For about five days she was out cold - heavily sedated, ventilated and, at one point, on dialysis because her kidneys failed too. (They seem to be working again, but who knows what's around the corner.)
Now, nearly two weeks after being taken ill, she is still in intensive care, still on a ventilator, still not free of pneumonia or the other infection and still in a terrible state. She is now conscious - well, kind of. She's very confused and, I imagine, absolutely terrified. I know I am.
Yesterday, because she'd had been intubated for so long and was having such a dreadful time coping with the tube going through her mouth, they did a tracheotomy - so now she has a sodding tube going into her neck to make sure she can breathe. Supposedly, it's temporary. I bloody hope so - apart from anything else, she's not the sort of woman to enjoy doing Darth Vader impersonations. Not that she can even do that yet, she still doesn't even have the strength to breathe, let alone speak - and that's getting to her too, understandably. To be honest, she was in a foul mood today - annoyed that we couldn't understand what she was trying to say (she can't write anything yet - she's too weak plus she has such dreadful odoema that she can't really hold a pen as her hands are too puffed up) annoyed that I wouldn't let her guzzle down glasses of water (because if she drinks too much, too quickly, she'll be sick. Not a good idea when there's half a yard of garden hose down your throat.)
I understand that this is all part of the "healing" process - if she wasn't getting upset and depressed it would be more worrying - but it is so hard to see her going through all this. I know that she is making small improvements in the right direction - but she is still so terribly ill that I can't relax for a second or take any strength from these tiny steps. Everything happened so fast two weeks ago and I'm just petrified that she'll get another infection or something. (Die, I suppose.) She's only 64 - and she's a massive part of my life.
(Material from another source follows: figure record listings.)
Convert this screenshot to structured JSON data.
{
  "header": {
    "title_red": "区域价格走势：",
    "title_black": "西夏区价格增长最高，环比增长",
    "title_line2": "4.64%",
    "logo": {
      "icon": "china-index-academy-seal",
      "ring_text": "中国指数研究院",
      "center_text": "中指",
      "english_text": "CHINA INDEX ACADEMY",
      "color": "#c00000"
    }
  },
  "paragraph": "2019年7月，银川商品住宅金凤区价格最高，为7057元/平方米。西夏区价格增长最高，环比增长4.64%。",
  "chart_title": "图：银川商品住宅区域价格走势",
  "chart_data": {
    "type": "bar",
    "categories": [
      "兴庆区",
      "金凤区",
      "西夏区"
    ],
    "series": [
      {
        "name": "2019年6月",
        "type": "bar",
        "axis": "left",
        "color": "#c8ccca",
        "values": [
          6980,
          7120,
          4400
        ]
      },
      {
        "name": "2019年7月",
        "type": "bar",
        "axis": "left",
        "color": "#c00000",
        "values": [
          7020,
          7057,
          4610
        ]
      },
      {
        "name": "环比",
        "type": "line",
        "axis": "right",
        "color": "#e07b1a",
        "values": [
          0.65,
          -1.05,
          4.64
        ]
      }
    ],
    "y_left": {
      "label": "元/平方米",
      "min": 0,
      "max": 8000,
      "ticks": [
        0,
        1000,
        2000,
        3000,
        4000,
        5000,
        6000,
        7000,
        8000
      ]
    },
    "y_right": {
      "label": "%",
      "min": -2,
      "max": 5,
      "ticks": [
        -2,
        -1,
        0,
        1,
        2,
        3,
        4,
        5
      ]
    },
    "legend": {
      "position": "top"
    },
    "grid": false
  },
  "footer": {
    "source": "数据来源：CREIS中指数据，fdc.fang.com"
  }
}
We are best mates and I'm terrified for her (and for me) that if she does make it through all this that she will be a pale shadow of the person she used to be - hooked up to a bloody oxygen tank or worse.
I'm spending all "school hours" at the hospital. I'm not alone - my lovely step-father is there as are my aunt and uncle. Plus my brother, sisters and step-sister are in and out too. We kind of have this shift system going where we take it in turns to sit with her. But I daren't voice my worries to them, least of all my step-father who would be lost without my mum. So I'm going to put them here - if that's ok with you lot.